11 thoughts on “Hidden Risks of Physical Distancing and Social Isolation

  1. A wonderfully practical approach to addressing real issues arising from the social aspect of physical distancing. Thank you, Peggy.

  2. Very helpful during this time. So well written — and so authentic! Thank you, Peggy, I continually learn so much from your wisdom!

  3. Wish I’d read this before going off on my neighbor the other day for taking out the power to my house when he yanked the wires out of the transformer at the bottom of our shared driveway while playing with his big construction toys. Second time he’s done this. Working from home and then no computer or phones. On my last nerve. Not feeling particularly therapeutic in that moment.

  4. Wish I’d read this before going off on my neighbor the other day for taking out the power to my house when he yanked the wires out of the transformer at the bottom of our shared driveway while playing with his big construction toys. Second time he’s done this. Working from home and then no computer or phones. On my last nerve. Not feeling particularly therapeutic in that moment.

  5. Peggy, Thank you so very much for this fabulously important blog. Everyone must recognize the consequences of social/physical distancing and how the peace as power process can be used to work through difficult situations.

  6. Thank you, Dr. Chinn, for your timely and thoughtful post. I was actually just reviewing the benefits of Peace and Power with some colleagues in Colorado, today! Your post made me think about the introduction of Peace and Power – so I’d like to summarize a few things in that introduction that really stuck with me, and things I think are important for us to practice or keep in mind during a time of such a weird and sad unrest (and I apologize – I don’t have the page number for the citation – but these are the things that stuck with me!)

    – Nurture things that grow: children, relationships, plants, animals, etc.
    – Practice the art of yielding (ie: when driving, in conversations)
    – Participate in a peace-making group or peace-making activities
    – Create a physical environment that promotes peace and tranquility
    – Do something to simply your life and reduce the waste you create/ the amount of waste you create through consumption of disposable products (so, right now when we’re not allowed to bring our own re-usable bags to the grocery store – opt for paper, instead of plastic).
    – Try to include more vegetarian or vegan options in your life. My niece (who is 11) has made a point of being a vegan for one day a week. We keep a close eye on her nutrient intake – but good for her! You don’t need to be 100% vegan or vegetarian – imagine if everyone spent one day a week honoring the sanctity of life and impact animal agriculture has on the global ecosystem!
    – Learn to meditate
    – Respond, don’t react
    – This might be my favorite: express appreciation to at least one other person every day. I think we forget how far our kind words may go (especially in a time where physical closeness is severely limited).

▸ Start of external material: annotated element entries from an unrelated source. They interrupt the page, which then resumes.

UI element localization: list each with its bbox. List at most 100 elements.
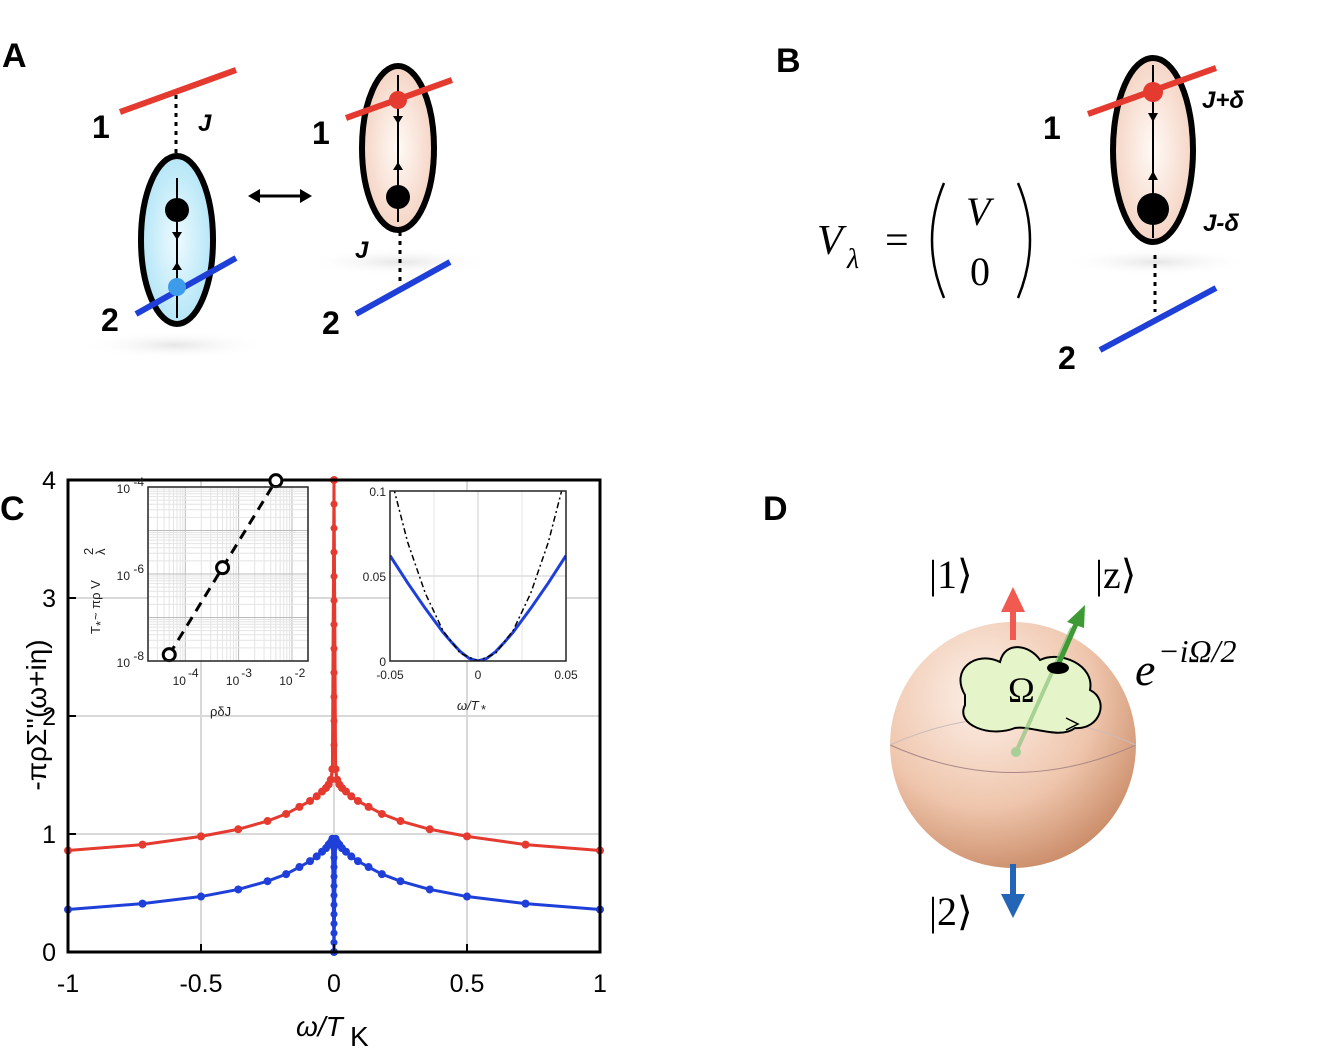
- main-x-axis-subscript: K: [350, 1021, 369, 1052]
- inset1-y-label-sup: 2: [81, 548, 96, 555]
- main-series-point-1: [347, 852, 356, 861]
- matrix-lhs: V: [817, 218, 847, 264]
- inset1-tick-label-y: 10: [117, 656, 131, 670]
- main-series-point-1: [197, 892, 205, 901]
- main-y-axis-label: -πρΣ''(ω+iη): [21, 639, 52, 790]
- site-2-line-right: [354, 259, 452, 317]
- state-2-arrowhead: [1001, 894, 1025, 918]
- inset1-y-label-main: T: [88, 626, 103, 634]
- main-series-point-0: [234, 825, 243, 834]
- main-series-point-0: [521, 840, 530, 849]
- spin-down-arrow-left: [172, 232, 182, 240]
- main-series-point-1: [234, 885, 243, 894]
- main-series-point-0: [263, 817, 272, 826]
- impurity-dot-red: [389, 91, 407, 109]
- main-series-point-0: [295, 802, 304, 811]
- state-z-point: [1047, 662, 1069, 674]
- panel-d: D Ω |1⟩ |z⟩ |2⟩ e −iΩ/2: [763, 490, 1237, 934]
- state-z-arrow: [1055, 622, 1079, 667]
- inset1-tick-exp-x: -2: [295, 666, 306, 680]
- main-series-cusp-point-1: [330, 872, 338, 880]
- main-series-cusp-point-0: [330, 669, 338, 677]
- main-series-cusp-point-1: [330, 891, 338, 899]
- inset2-frame: [389, 490, 567, 662]
- site-2-label-left: 2: [101, 302, 119, 338]
- coupling-label-left: J: [198, 110, 212, 137]
- main-series-point-1: [377, 870, 386, 879]
- main-series-point-0: [463, 832, 471, 841]
- main-tick-label-x: 1: [593, 970, 607, 998]
- panel-letter-c: C: [0, 490, 25, 528]
- coupling-label-top: J+δ: [1202, 87, 1244, 114]
- main-series-point-0: [425, 825, 434, 834]
- electron-dot-b: [1137, 193, 1169, 225]
- inset1-x-label: ρδJ: [210, 704, 231, 719]
- inset1-tick-label-y: 10: [117, 569, 131, 583]
- main-series-point-1: [295, 863, 304, 872]
- ket-z-label: |z⟩: [1095, 552, 1136, 597]
- matrix-left-paren: [930, 182, 946, 299]
- sphere-center-dot: [1011, 747, 1021, 757]
- inset2-x-label: ω/T: [457, 698, 480, 713]
- inset1-frame: [147, 486, 309, 662]
- inset1-data-point: [215, 560, 231, 576]
- main-series-cusp-point-1: [330, 882, 338, 890]
- loop-direction-arrow: [1065, 717, 1080, 731]
- main-series-cusp-point-1: [330, 910, 338, 918]
- double-arrow-left-head: [248, 189, 260, 203]
- main-series-point-0: [341, 787, 350, 796]
- inset2-tick-label-x: 0.05: [554, 668, 578, 682]
- impurity-dot-blue: [168, 278, 186, 296]
- inset2-x-label-star: *: [481, 702, 486, 717]
- panel-letter-a: A: [2, 37, 27, 75]
- main-series-point-1: [425, 885, 434, 894]
- inset1-tick-exp-x: -4: [188, 666, 199, 680]
- inset2-tick-label-y: 0: [379, 655, 386, 669]
- spin-down-arrow-b: [1148, 113, 1158, 122]
- electron-dot-left: [165, 198, 189, 222]
- main-series-point-1: [341, 847, 350, 856]
- main-series-cusp-point-1: [330, 863, 338, 871]
- site-2-label-right: 2: [322, 305, 340, 341]
- main-series-cusp-point-0: [330, 621, 338, 629]
- inset1-tick-exp-y: -6: [133, 562, 144, 576]
- main-series-cusp-point-0: [330, 693, 338, 701]
- inset1-tick-label-x: 10: [279, 674, 293, 688]
- main-tick-label-x: 0: [327, 970, 341, 998]
- main-series-point-0: [306, 796, 315, 805]
- omega-label: Ω: [1008, 670, 1035, 710]
- main-series-point-0: [347, 792, 356, 801]
- panel-letter-b: B: [776, 42, 801, 80]
- inset1-data-point: [161, 647, 177, 663]
- matrix-equals: =: [885, 218, 909, 264]
- main-tick-label-x: 0.5: [450, 970, 485, 998]
- spin-up-arrow-left: [172, 262, 182, 270]
- main-series-point-1: [463, 892, 471, 901]
- panel-letter-d: D: [763, 490, 788, 528]
- electron-dot-right: [386, 185, 410, 209]
- main-series-point-0: [364, 802, 373, 811]
- main-series-cusp-point-1: [330, 929, 338, 937]
- inset1-tick-label-x: 10: [226, 674, 240, 688]
- inset1-tick-exp-x: -3: [241, 666, 252, 680]
- coupling-label-bottom: J-δ: [1203, 210, 1239, 237]
- main-tick-label-y: 3: [42, 585, 56, 613]
- main-series-point-1: [521, 899, 530, 908]
- main-series-cusp-point-0: [330, 500, 338, 508]
- matrix-bottom-entry: 0: [970, 249, 990, 294]
- inset1-tick-exp-y: -4: [133, 475, 144, 489]
- state-z-arrowhead: [1067, 605, 1085, 628]
- main-tick-label-y: 4: [42, 467, 56, 495]
- site-1-label-left: 1: [92, 109, 110, 145]
- spin-down-arrow-right: [393, 116, 403, 124]
- main-series-cusp-point-1: [330, 920, 338, 928]
- impurity-dot-b: [1143, 82, 1163, 102]
- main-x-axis-label: ω/T: [296, 1011, 345, 1042]
- spin-up-arrow-b: [1148, 171, 1158, 180]
- main-series-cusp-point-0: [330, 596, 338, 604]
- matrix-right-paren: [1016, 182, 1032, 299]
- inset2-series-0: [390, 554, 566, 661]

    Stay safe and healthy, everyone. We WILL get through this together – that is what nurses do!

  7. Thank you, Dr. Chinn! What a great reminder of how we can help ourselves while we continue to help others. I teach at a local college in a baccalaureate nursing program. I took the opportunity during this unprecedented time to teach my students about mindfulness. They watched a few videos, practiced on their own at home, and then reflected on their experiences and how they can utilize mindfulness in their nursing practice in a discussion forum video posting. Almost every student spoke of how this class could not have come at a better time as many of them are patient care technicians in our local hospitals. I could actually see in their video postings how this exercise has helped them to remain calm, in the moment, and in control of their own response to this pandemic and the chaos it has brought. I will share with them your thoughts as well, to add to their arsenal. Stay safe!